When I read that the Singapore Sports School (SSP) thrashed Assumption Pathway School (APS) 32-0 in a preliminary-round B Division boys' football game last week, it shed more light on why our national football standards are not improving (Lopsided 32-0 score in National School Games football match stirs debate, Jan 25).
For more than 10 years, I was part of Jakarta's biggest school football league involving more than 300 schools. I was also chairman of a less competitive league with about 200 players.
We had one mission: Keep it competitive but enjoyable. Players learnt about teamwork and fair play and to persevere, while developing themselves physically and mentally.
We had some very basic rules around teams racking up points. Let me share a few.
In the competitive league, the maximum score counted in each game was a goal difference of five. Additional goals beyond that would not be counted, which meant there was really no benefit in racking up goals against a weaker opponent.
In the non-competitive league, if a team scored more than five, it would have to take a player off for each additional goal. Balance was usually found after the stronger team had taken a few players off.
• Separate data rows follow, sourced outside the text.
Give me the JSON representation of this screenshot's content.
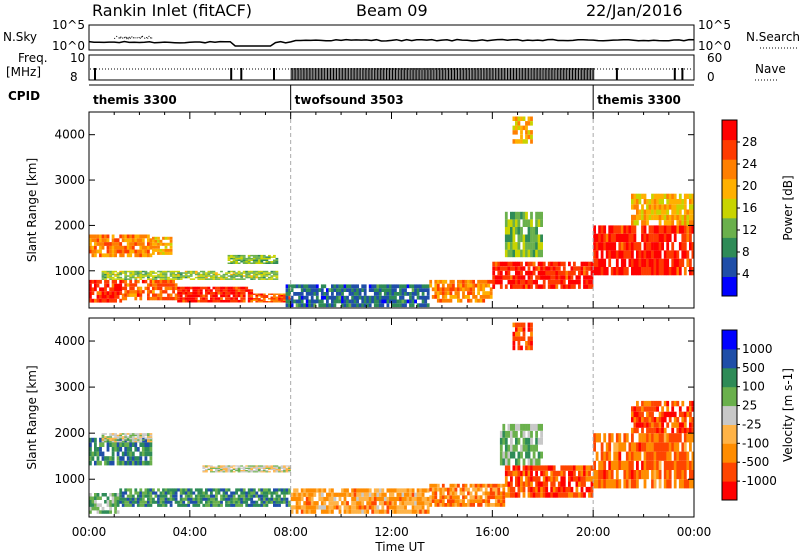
{
  "header": {
    "station": "Rankin Inlet (fitACF)",
    "beam": "Beam 09",
    "date": "22/Jan/2016"
  },
  "noise_panel": {
    "left_label": "N.Sky",
    "left_ticks": [
      "10^5",
      "10^0"
    ],
    "right_ticks": [
      "10^5",
      "10^0"
    ],
    "right_label": "N.Search"
  },
  "freq_panel": {
    "left_label_1": "Freq.",
    "left_label_2": "[MHz]",
    "left_ticks": [
      "10",
      "8"
    ],
    "right_ticks": [
      "60",
      "0"
    ],
    "right_label": "Nave"
  },
  "cpid_panel": {
    "label": "CPID",
    "segments": [
      {
        "name": "themis 3300",
        "start": 0,
        "end": 8
      },
      {
        "name": "twofsound 3503",
        "start": 8,
        "end": 20
      },
      {
        "name": "themis 3300",
        "start": 20,
        "end": 24
      }
    ]
  },
  "colors": {
    "power": [
      "#0000ff",
      "#1f4ea8",
      "#2e8b57",
      "#6ab04c",
      "#c8d400",
      "#ffb000",
      "#ff7f00",
      "#ff3b00",
      "#ff0000"
    ],
    "velocity": [
      "#ff0000",
      "#ff4500",
      "#ff8c00",
      "#ffb347",
      "#c8c8c8",
      "#6ab04c",
      "#2e8b57",
      "#1f4ea8",
      "#0000ff"
    ]
  },
  "chart_data": [
    {
      "type": "heatmap",
      "title": "",
      "ylabel": "Slant Range [km]",
      "xlabel": "",
      "ylim": [
        180,
        4500
      ],
      "xlim": [
        0,
        24
      ],
      "x_ticks": [
        "00:00",
        "04:00",
        "08:00",
        "12:00",
        "16:00",
        "20:00",
        "00:00"
      ],
      "y_ticks": [
        1000,
        2000,
        3000,
        4000
      ],
      "colorbar": {
        "label": "Power [dB]",
        "ticks": [
          "4",
          "8",
          "12",
          "16",
          "20",
          "24",
          "28"
        ]
      },
      "regions": [
        {
          "t0": 0.0,
          "t1": 1.3,
          "r0": 300,
          "r1": 800,
          "level": 7.5
        },
        {
          "t0": 1.3,
          "t1": 3.5,
          "r0": 350,
          "r1": 800,
          "level": 6.5
        },
        {
          "t0": 3.5,
          "t1": 6.5,
          "r0": 300,
          "r1": 650,
          "level": 7.5
        },
        {
          "t0": 6.5,
          "t1": 8.0,
          "r0": 300,
          "r1": 500,
          "level": 6.5
        },
        {
          "t0": 0.0,
          "t1": 2.5,
          "r0": 1300,
          "r1": 1800,
          "level": 6
        },
        {
          "t0": 2.5,
          "t1": 3.3,
          "r0": 1350,
          "r1": 1750,
          "level": 5
        },
        {
          "t0": 0.5,
          "t1": 7.5,
          "r0": 800,
          "r1": 1000,
          "level": 3.5
        },
        {
          "t0": 5.5,
          "t1": 7.5,
          "r0": 1150,
          "r1": 1350,
          "level": 3
        },
        {
          "t0": 7.8,
          "t1": 13.5,
          "r0": 200,
          "r1": 700,
          "level": 1.5
        },
        {
          "t0": 13.5,
          "t1": 16.0,
          "r0": 300,
          "r1": 800,
          "level": 6
        },
        {
          "t0": 16.0,
          "t1": 20.0,
          "r0": 600,
          "r1": 1200,
          "level": 7.5
        },
        {
          "t0": 16.5,
          "t1": 18.0,
          "r0": 1300,
          "r1": 2300,
          "level": 3
        },
        {
          "t0": 20.0,
          "t1": 24.0,
          "r0": 900,
          "r1": 2000,
          "level": 7.5
        },
        {
          "t0": 21.5,
          "t1": 24.0,
          "r0": 2000,
          "r1": 2700,
          "level": 5
        },
        {
          "t0": 16.8,
          "t1": 17.6,
          "r0": 3800,
          "r1": 4400,
          "level": 5
        }
      ]
    },
    {
      "type": "heatmap",
      "title": "",
      "ylabel": "Slant Range [km]",
      "xlabel": "Time UT",
      "ylim": [
        180,
        4500
      ],
      "xlim": [
        0,
        24
      ],
      "x_ticks": [
        "00:00",
        "04:00",
        "08:00",
        "12:00",
        "16:00",
        "20:00",
        "00:00"
      ],
      "y_ticks": [
        1000,
        2000,
        3000,
        4000
      ],
      "colorbar": {
        "label": "Velocity [m s-1]",
        "ticks": [
          "-1000",
          "-500",
          "-100",
          "-25",
          "25",
          "100",
          "500",
          "1000"
        ]
      },
      "regions": [
        {
          "t0": 0.0,
          "t1": 1.2,
          "r0": 250,
          "r1": 700,
          "level": 5
        },
        {
          "t0": 1.2,
          "t1": 8.0,
          "r0": 400,
          "r1": 800,
          "level": 6
        },
        {
          "t0": 0.0,
          "t1": 2.5,
          "r0": 1300,
          "r1": 1900,
          "level": 6
        },
        {
          "t0": 0.5,
          "t1": 2.5,
          "r0": 1800,
          "r1": 2000,
          "level": 4
        },
        {
          "t0": 4.5,
          "t1": 8.0,
          "r0": 1150,
          "r1": 1300,
          "level": 4
        },
        {
          "t0": 8.0,
          "t1": 13.5,
          "r0": 250,
          "r1": 800,
          "level": 2.5
        },
        {
          "t0": 13.5,
          "t1": 16.5,
          "r0": 400,
          "r1": 900,
          "level": 2
        },
        {
          "t0": 16.5,
          "t1": 20.0,
          "r0": 600,
          "r1": 1300,
          "level": 1
        },
        {
          "t0": 16.3,
          "t1": 18.0,
          "r0": 1300,
          "r1": 2200,
          "level": 5
        },
        {
          "t0": 20.0,
          "t1": 24.0,
          "r0": 800,
          "r1": 2000,
          "level": 1.5
        },
        {
          "t0": 21.5,
          "t1": 24.0,
          "r0": 2000,
          "r1": 2700,
          "level": 1
        },
        {
          "t0": 16.8,
          "t1": 17.6,
          "r0": 3800,
          "r1": 4400,
          "level": 1
        }
      ]
    }
  ]
}
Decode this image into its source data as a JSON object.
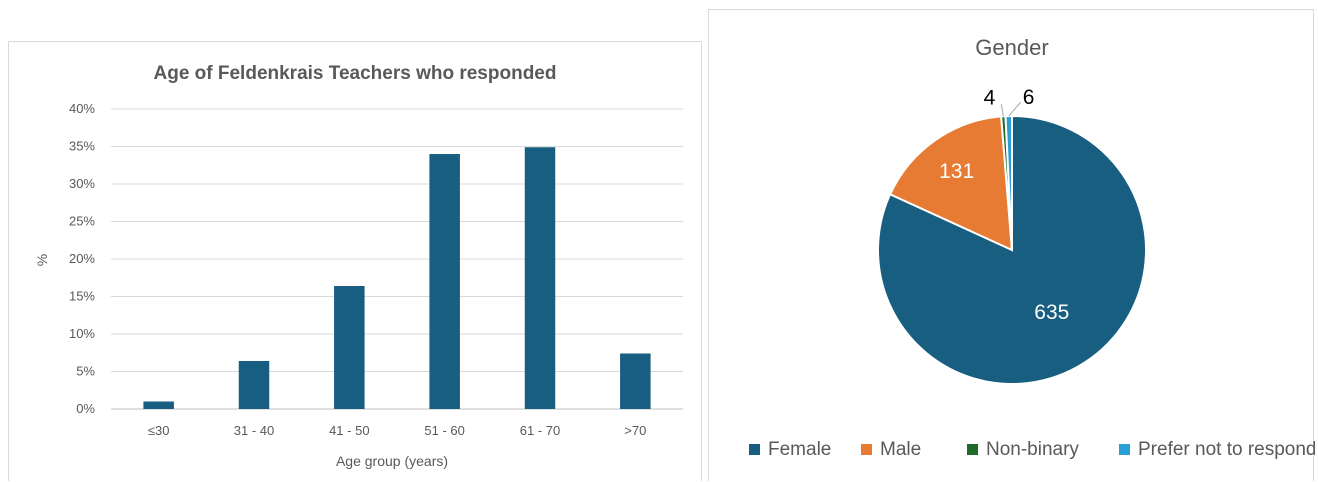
{
  "chart_data": [
    {
      "type": "bar",
      "title": "Age of Feldenkrais Teachers who responded",
      "xlabel": "Age group (years)",
      "ylabel": "%",
      "categories": [
        "≤30",
        "31 - 40",
        "41 - 50",
        "51 - 60",
        "61 - 70",
        ">70"
      ],
      "values": [
        1,
        6.4,
        16.4,
        34,
        34.9,
        7.4
      ],
      "ylim": [
        0,
        40
      ],
      "yticks": [
        "0%",
        "5%",
        "10%",
        "15%",
        "20%",
        "25%",
        "30%",
        "35%",
        "40%"
      ],
      "grid": true,
      "color": "#175e80"
    },
    {
      "type": "pie",
      "title": "Gender",
      "categories": [
        "Female",
        "Male",
        "Non-binary",
        "Prefer not to respond"
      ],
      "values": [
        635,
        131,
        4,
        6
      ],
      "labels": [
        "635",
        "131",
        "4",
        "6"
      ],
      "colors": [
        "#175e80",
        "#e77b33",
        "#1e6b2c",
        "#2a9fd6"
      ],
      "legend": "bottom"
    }
  ]
}
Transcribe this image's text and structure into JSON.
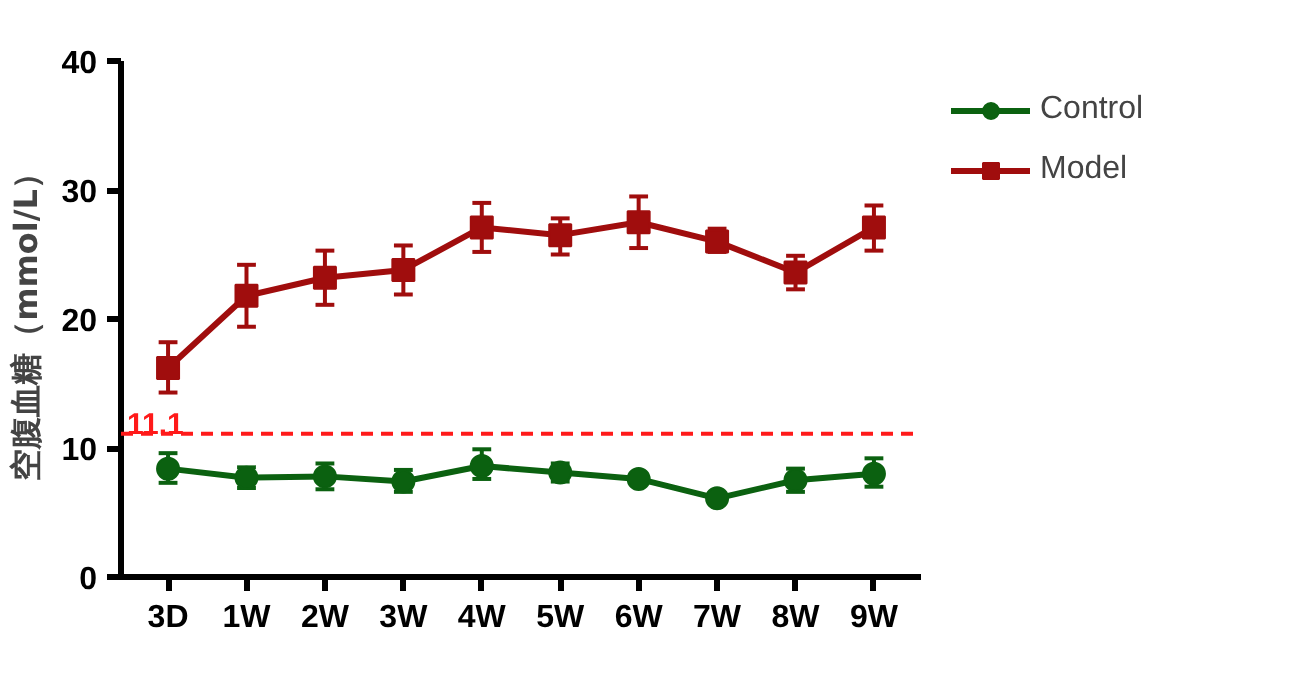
{
  "chart_data": {
    "type": "line",
    "ylabel": "空腹血糖（mmol/L）",
    "categories": [
      "3D",
      "1W",
      "2W",
      "3W",
      "4W",
      "5W",
      "6W",
      "7W",
      "8W",
      "9W"
    ],
    "series": [
      {
        "name": "Control",
        "color": "#0b6110",
        "marker": "circle",
        "values": [
          8.4,
          7.7,
          7.8,
          7.4,
          8.6,
          8.1,
          7.6,
          6.1,
          7.5,
          8.0
        ],
        "errors": [
          [
            7.3,
            9.6
          ],
          [
            6.9,
            8.5
          ],
          [
            6.8,
            8.8
          ],
          [
            6.6,
            8.3
          ],
          [
            7.6,
            9.9
          ],
          [
            7.4,
            8.8
          ],
          null,
          null,
          [
            6.6,
            8.4
          ],
          [
            7.0,
            9.2
          ]
        ]
      },
      {
        "name": "Model",
        "color": "#a00d0d",
        "marker": "square",
        "values": [
          16.2,
          21.8,
          23.2,
          23.8,
          27.1,
          26.5,
          27.5,
          26.0,
          23.6,
          27.1
        ],
        "errors": [
          [
            14.3,
            18.2
          ],
          [
            19.4,
            24.2
          ],
          [
            21.1,
            25.3
          ],
          [
            21.9,
            25.7
          ],
          [
            25.2,
            29.0
          ],
          [
            25.0,
            27.8
          ],
          [
            25.5,
            29.5
          ],
          [
            25.2,
            27.0
          ],
          [
            22.3,
            24.9
          ],
          [
            25.3,
            28.8
          ]
        ]
      }
    ],
    "ylim": [
      0,
      40
    ],
    "yticks": [
      0,
      10,
      20,
      30,
      40
    ],
    "grid": false,
    "legend": "top right",
    "line_style": "solid",
    "ref_lines": [
      {
        "axis": "y",
        "value": 11.1,
        "label": "11.1",
        "color": "#ff1a1a",
        "line_style": "dashed"
      }
    ]
  }
}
That team would have to pass the ball far more effectively, and everyone could learn.
Coaches of stronger teams were encouraged to try different ideas if they were winning by a large margin, such as instructing their players to string together at least five consecutive passes before scoring, which trained passing techniques, or switching attacking players to defence and vice versa, so that players understood the pressures of different positions.
We look to our schools, especially the SSP, to help raise our football standards. What did they learn from hammering a team 32-0?
A local coach told The Straits Times that the schools format is organised by the Ministry of Education and not the Football Association of Singapore. Why is the ministry playing this role when it knows little about football and what is needed on the field?
Can't organisations here work together to help raise the standards of football in this country?
To APS, which was down 20-0 at half time and continued to play to the final score of 32-0, you are the real winners in my book. I laud the school for teaching the young the true value of sports.